The high capital cost of hydro projects and their long pay back periods mean that a stable financial market is essential if projects are not to be left on the shelf and un-built. Interest rates, FIT degression and planning risks all conspire to make community hydro developments just out of reach for many sites at the moment.
This will be one of the themes of next week’s national hydro power conference in Perth, which will hear the latest issues around hydro development at a community scale, and will include a session chaired by Nicholas Gubbins, Chief Executive, Community Energy Scotland.
Gubbins said: ‘The Scottish Government realises that there is still enormous scope for new community scale hydro schemes which could be developed if the financial package stacks up, but FiT degression is threatening to kill this opportunity quickly, unless the UK Government changes its approach.

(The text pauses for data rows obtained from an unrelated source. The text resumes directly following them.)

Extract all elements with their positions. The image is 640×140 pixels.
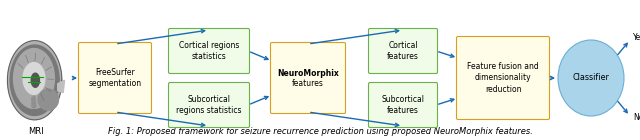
FancyBboxPatch shape xyxy=(369,82,438,128)
Text: Subcortical
features: Subcortical features xyxy=(381,95,424,115)
Text: Cortical regions
statistics: Cortical regions statistics xyxy=(179,41,239,61)
Text: Yes: Yes xyxy=(633,33,640,43)
Text: Fig. 1: Proposed framework for seizure recurrence prediction using proposed Neur: Fig. 1: Proposed framework for seizure r… xyxy=(108,127,532,136)
FancyBboxPatch shape xyxy=(79,43,152,114)
FancyBboxPatch shape xyxy=(271,43,346,114)
Text: Feature fusion and
dimensionality
reduction: Feature fusion and dimensionality reduct… xyxy=(467,62,539,94)
Text: Cortical
features: Cortical features xyxy=(387,41,419,61)
Text: NeuroMorphix: NeuroMorphix xyxy=(277,68,339,78)
Text: features: features xyxy=(292,79,324,88)
FancyBboxPatch shape xyxy=(369,29,438,74)
FancyBboxPatch shape xyxy=(168,29,250,74)
Text: FreeSurfer
segmentation: FreeSurfer segmentation xyxy=(88,68,141,88)
Text: Classifier: Classifier xyxy=(573,74,609,82)
Text: MRI: MRI xyxy=(28,128,44,136)
FancyBboxPatch shape xyxy=(456,37,550,120)
Text: Subcortical
regions statistics: Subcortical regions statistics xyxy=(176,95,242,115)
FancyBboxPatch shape xyxy=(168,82,250,128)
Text: No: No xyxy=(633,114,640,122)
Ellipse shape xyxy=(558,40,624,116)
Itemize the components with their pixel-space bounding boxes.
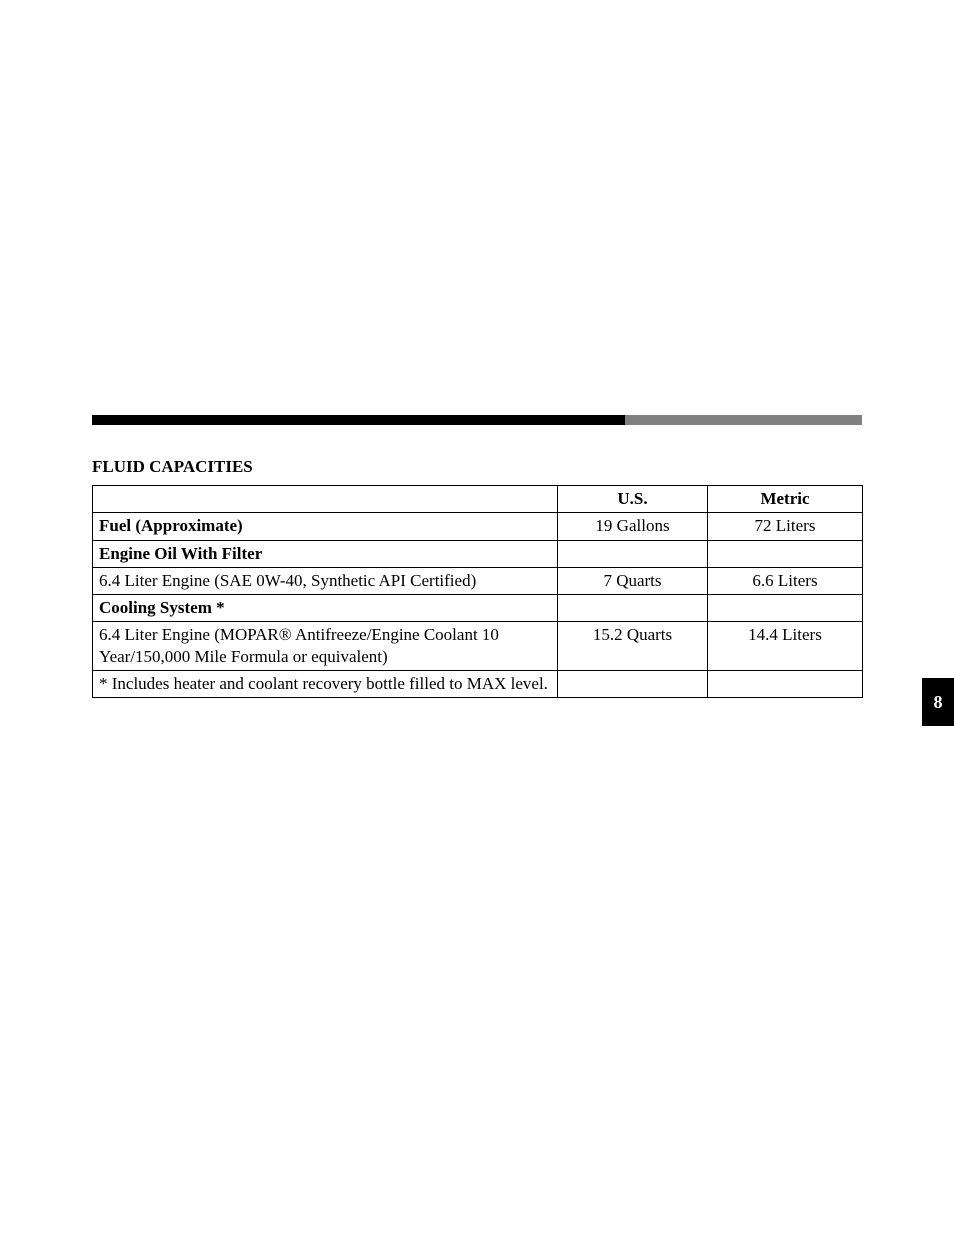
- section-tab: 8: [922, 678, 954, 726]
- header-rule-gray: [625, 415, 862, 425]
- page: FLUID CAPACITIES U.S. Metric Fuel (Appro…: [0, 0, 954, 1235]
- cell-metric: 14.4 Liters: [708, 622, 863, 671]
- section-heading: FLUID CAPACITIES: [92, 457, 862, 477]
- cell-us: [558, 670, 708, 697]
- cell-metric: [708, 540, 863, 567]
- cell-label: Engine Oil With Filter: [93, 540, 558, 567]
- cell-us: [558, 540, 708, 567]
- table-row: Cooling System *: [93, 595, 863, 622]
- cell-us: [558, 595, 708, 622]
- cell-metric: [708, 670, 863, 697]
- fluid-capacities-table: U.S. Metric Fuel (Approximate) 19 Gallon…: [92, 485, 863, 698]
- cell-metric: [708, 595, 863, 622]
- cell-us: 19 Gallons: [558, 513, 708, 540]
- header-rule: [92, 415, 862, 429]
- table-row: Fuel (Approximate) 19 Gallons 72 Liters: [93, 513, 863, 540]
- cell-us: 7 Quarts: [558, 567, 708, 594]
- table-row: Engine Oil With Filter: [93, 540, 863, 567]
- cell-label: 6.4 Liter Engine (SAE 0W-40, Synthetic A…: [93, 567, 558, 594]
- cell-label: * Includes heater and coolant recovery b…: [93, 670, 558, 697]
- cell-us: 15.2 Quarts: [558, 622, 708, 671]
- table-body: Fuel (Approximate) 19 Gallons 72 Liters …: [93, 513, 863, 698]
- table-row: 6.4 Liter Engine (MOPAR® Antifreeze/Engi…: [93, 622, 863, 671]
- cell-label: 6.4 Liter Engine (MOPAR® Antifreeze/Engi…: [93, 622, 558, 671]
- cell-label: Cooling System *: [93, 595, 558, 622]
- table-header-metric: Metric: [708, 486, 863, 513]
- table-row: * Includes heater and coolant recovery b…: [93, 670, 863, 697]
- table-header-row: U.S. Metric: [93, 486, 863, 513]
- table-row: 6.4 Liter Engine (SAE 0W-40, Synthetic A…: [93, 567, 863, 594]
- table-header-us: U.S.: [558, 486, 708, 513]
- header-rule-black: [92, 415, 625, 425]
- cell-metric: 6.6 Liters: [708, 567, 863, 594]
- cell-metric: 72 Liters: [708, 513, 863, 540]
- cell-label: Fuel (Approximate): [93, 513, 558, 540]
- table-header-blank: [93, 486, 558, 513]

‘It would be hard to understate the popularity of hydro as a renewable source of power. These schemes have a very long life, minimal adverse impacts and can give communities an enduring source of income. People want them in their communities, and to know their power comes from clean hydro generation too.
“With successes like the community hydros at Mull and Harlaw we can show communities have the interest both to develop projects and raise substantial funds from local share issues.’
‘With a few tweaks to government policy and intervention we can get the package for hydro back on track. The consequent benefits of dozens of community hydro schemes around the one megawatt scale across Scotland will be very substantial.’
The Community Hydro session will include contributions from Gregor Cameron, Director, Gregor Cameron Consultancy Ltd of Cairndow, Rab Lees, the CARES Regional Manager North from Local Energy Scotland and Alex Reading, Development Director, Green Highland Renewables.